Affectionately called “baby boy” by his loved ones, Vann said Cates was the kind of friend and brother others wanted to embody, the type of man people would have been delighted to meet.
“In a perfect world, we would see his dreams fully realized today and would have him here as an elder to share the beauty of his life on his own,” Vann said. “And to pour his wisdom into Black students at UNC, like members of the Northside have done for decades.”
Vann said it has been the honor of her life to be a single part of the effort to memorialize Cates’ life. Cates will always be cherished in the hearts of community members, she said.
Clark, who is the founder and chairperson of The James Lewis Cates Jr. Memorial Project under the Carolina Union Board of Directors, said the journey toward the memorial has been met with delays, bureaucratic red tape and fierce opposition. But she said no opponent is stronger than everlasting love — a love that has sustained the movement toward Cates’ memorial for over five decades.
“Grief, anger and love can often feel separate,” Clark said. “But they are extensions of one another. Grief is love lost, and anger is love disrespected.”
'It's just very important to be here'
The dedication was attended by students and community members who hoped to honor Cates' life and support his family.

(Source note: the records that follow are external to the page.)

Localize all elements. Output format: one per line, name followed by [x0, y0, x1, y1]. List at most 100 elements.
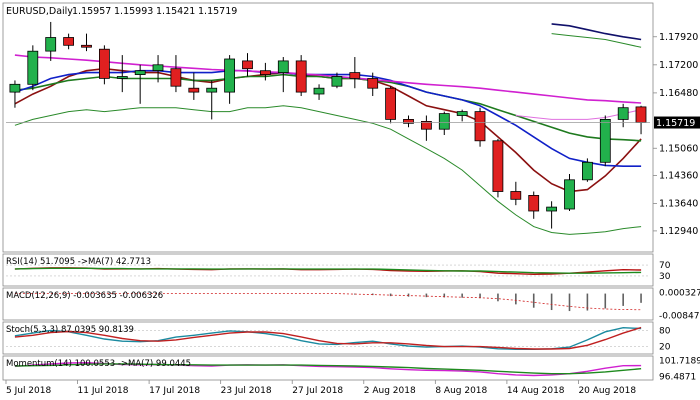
bull-candle-body [152, 64, 164, 72]
price-tick-label: 1.17920 [659, 32, 698, 43]
bear-candle-body [349, 72, 361, 79]
bull-candle-body [599, 119, 611, 163]
momentum-line-1 [14, 363, 642, 375]
momentum-tick-label: 96.4871 [659, 373, 696, 383]
candle [420, 115, 432, 141]
bull-candle-body [617, 107, 629, 120]
candle [438, 111, 450, 135]
bear-candle-body [385, 87, 397, 120]
bear-candle-body [420, 121, 432, 130]
bear-candle-body [99, 48, 110, 79]
candle [313, 84, 325, 100]
bear-candle-body [295, 60, 307, 93]
stoch-line-1 [14, 326, 642, 350]
moving-average-line-5 [551, 23, 642, 41]
bull-candle-body [564, 179, 575, 210]
moving-average-line-6 [551, 33, 642, 48]
candle [99, 45, 110, 85]
candle [546, 201, 557, 229]
bear-candle-body [528, 194, 540, 212]
bear-candle-body [510, 191, 522, 200]
date-tick-label: 8 Aug 2018 [435, 386, 487, 396]
bear-candle-body [188, 87, 200, 93]
date-tick-label: 5 Jul 2018 [6, 386, 51, 396]
price-tick-label: 1.12940 [659, 226, 698, 237]
ohlc-open: 1.15957 [72, 6, 111, 17]
bull-candle-body [313, 87, 325, 95]
stoch-title: Stoch(5,3,3) 87.0395 90.8139 [6, 325, 134, 335]
candle [367, 72, 379, 97]
date-tick-label: 11 Jul 2018 [78, 386, 129, 396]
momentum-tick-label: 101.7189 [659, 356, 700, 366]
date-tick-label: 27 Jul 2018 [292, 386, 343, 396]
candle [27, 45, 39, 91]
candle [564, 173, 575, 212]
candle [134, 64, 146, 104]
bull-candle-body [27, 50, 39, 85]
candle [617, 103, 629, 128]
candle [116, 55, 128, 93]
bear-candle-body [492, 140, 504, 192]
bull-candle-body [331, 76, 343, 87]
ohlc-low: 1.15421 [156, 6, 195, 17]
stoch-tick-label: 80 [659, 326, 671, 336]
bear-candle-body [367, 78, 379, 89]
candle [224, 55, 236, 104]
bear-candle-body [259, 70, 271, 75]
moving-average-line-3 [14, 54, 642, 104]
candle [170, 55, 182, 93]
date-tick-label: 2 Aug 2018 [364, 386, 416, 396]
candle [474, 107, 486, 147]
current-price-label: 1.15719 [656, 118, 695, 129]
bull-candle-body [456, 111, 468, 116]
bull-candle-body [45, 37, 57, 52]
candle [599, 115, 611, 167]
candle [63, 33, 74, 50]
macd-title: MACD(12,26,9) -0.003635 -0.006326 [6, 291, 163, 301]
bull-candle-body [582, 161, 593, 181]
macd-tick-label: 0.000327 [659, 289, 700, 299]
candle [277, 57, 289, 93]
indicator-layer [6, 264, 650, 377]
rsi-title: RSI(14) 51.7095 ->MA(7) 42.7713 [6, 257, 151, 267]
candle [456, 109, 468, 122]
candle [403, 115, 414, 128]
candle [259, 62, 271, 81]
price-tick-label: 1.17200 [659, 60, 698, 71]
candle [188, 72, 200, 100]
bull-candle-body [116, 76, 128, 79]
price-tick-label: 1.15060 [659, 143, 698, 154]
ohlc-close: 1.15719 [198, 6, 237, 17]
bull-candle-body [206, 87, 218, 93]
bull-candle-body [9, 83, 21, 93]
candle [9, 80, 21, 108]
rsi-tick-label: 30 [659, 272, 671, 282]
candle [152, 55, 164, 83]
candle [81, 33, 92, 52]
bull-candle-body [277, 60, 289, 74]
bear-candle-body [81, 44, 92, 48]
candle [206, 80, 218, 120]
bear-candle-body [63, 37, 74, 46]
bull-candle-body [438, 113, 450, 130]
price-tick-label: 1.16480 [659, 88, 698, 99]
momentum-title: Momentum(14) 100.0553 ->MA(7) 99.0445 [6, 359, 191, 369]
candle [510, 181, 522, 206]
axis-layer: 1.17920 1.17200 1.16480 1.15060 1.14360 1.136… [5, 32, 700, 396]
bear-candle-body [403, 119, 414, 124]
bear-candle-body [170, 68, 182, 87]
momentum-panel [2, 355, 654, 381]
rsi-tick-label: 70 [659, 261, 671, 271]
rsi-line-1 [14, 267, 642, 274]
candle [295, 55, 307, 97]
price-panel-title: EURUSD,Daily [6, 6, 73, 17]
price-panel [2, 2, 654, 253]
price-tick-label: 1.13640 [659, 199, 698, 210]
date-tick-label: 23 Jul 2018 [221, 386, 272, 396]
bull-candle-body [224, 58, 236, 93]
bear-candle-body [635, 106, 647, 123]
bear-candle-body [474, 111, 486, 142]
current-price-badge [654, 116, 700, 129]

"I came out today because, as a Black student, it's very important — especially in this day and time — that we recognize the injustices that are still happening today and the ones that have happened," UNC sophomore Brooke Lucas said.
She felt it was important to support and be with the family and loved ones of Cates, who passed not so long ago.

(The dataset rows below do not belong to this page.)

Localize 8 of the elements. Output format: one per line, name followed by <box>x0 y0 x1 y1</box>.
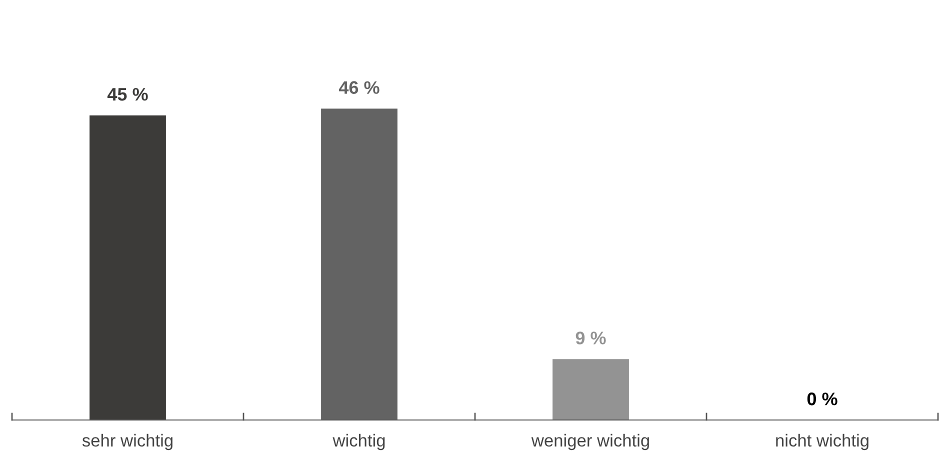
data-label: 0 % <box>807 392 838 406</box>
x-tick-label: sehr wichtig <box>82 434 172 450</box>
x-tick-label: nicht wichtig <box>776 434 868 450</box>
x-tick-label: weniger wichtig <box>531 434 649 450</box>
data-label: 46 % <box>338 81 380 94</box>
x-tick-label: wichtig <box>332 434 385 450</box>
data-label: 9 % <box>576 332 606 344</box>
data-label: 45 % <box>107 88 148 101</box>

"It's just very important to be here because he never got the justice that he deserves," Lucas said.
UNC sophomore Autumn Lynch-Coleman said she walks past the Pit every day. Until now, she said, there was nothing permanent to remember Cates by — his story was largely passed by word-of-mouth.
The site of Cates' death must be acknowledged, she said, and that people know the injustice occurred.
"Being able to have everybody know and understand our history, and be able to reconcile with that — even if it is bad — and being able to move past it, and move past it together, is really good," she said.
'Only by reckoning can we reconcile'
Cox said the dedication was an acknowledgment of a scarred part of University history. The goal of educators, she said, is to cherish the lives and minds of students, teaching them to engage in the world without hate, malice or prejudice.
"So thank you to all of you — all of our students, all of our educators, all of our administrators, all of our community workers — who didn't give up and did something, and did the right thing."
Guskiewicz said the University community must work together to shape the future.
“We have more steps to take in our process of teaching our history and on our journey to be a more inclusive and welcoming campus community for everyone,” he said. “We are not done and we will continue this work despite the challenges before us.”
Efforts by The James Cates Remembrance Coalition to rename the UNC Student Stores after Cates are ongoing.
Foushee said the community is grateful for the memorial's commemoration. The University community should learn from its history, she said, not ignore it, cover it up or attempt to wash it away.
"We must acknowledge only by adequately acknowledging our history can we begin to reckon with it, and only by reckoning can we reconcile," Foushee said. "And with that reconciliation, we should vow to do better. Because we now know better and indeed we can be better."
To the sound of the Voices of Praise Gospel Choir, community leaders and loved ones ended the dedication by laying a flower at the base of Cates’ memorial.
And, from dusk to dawn, the Pit was lit up in his memory.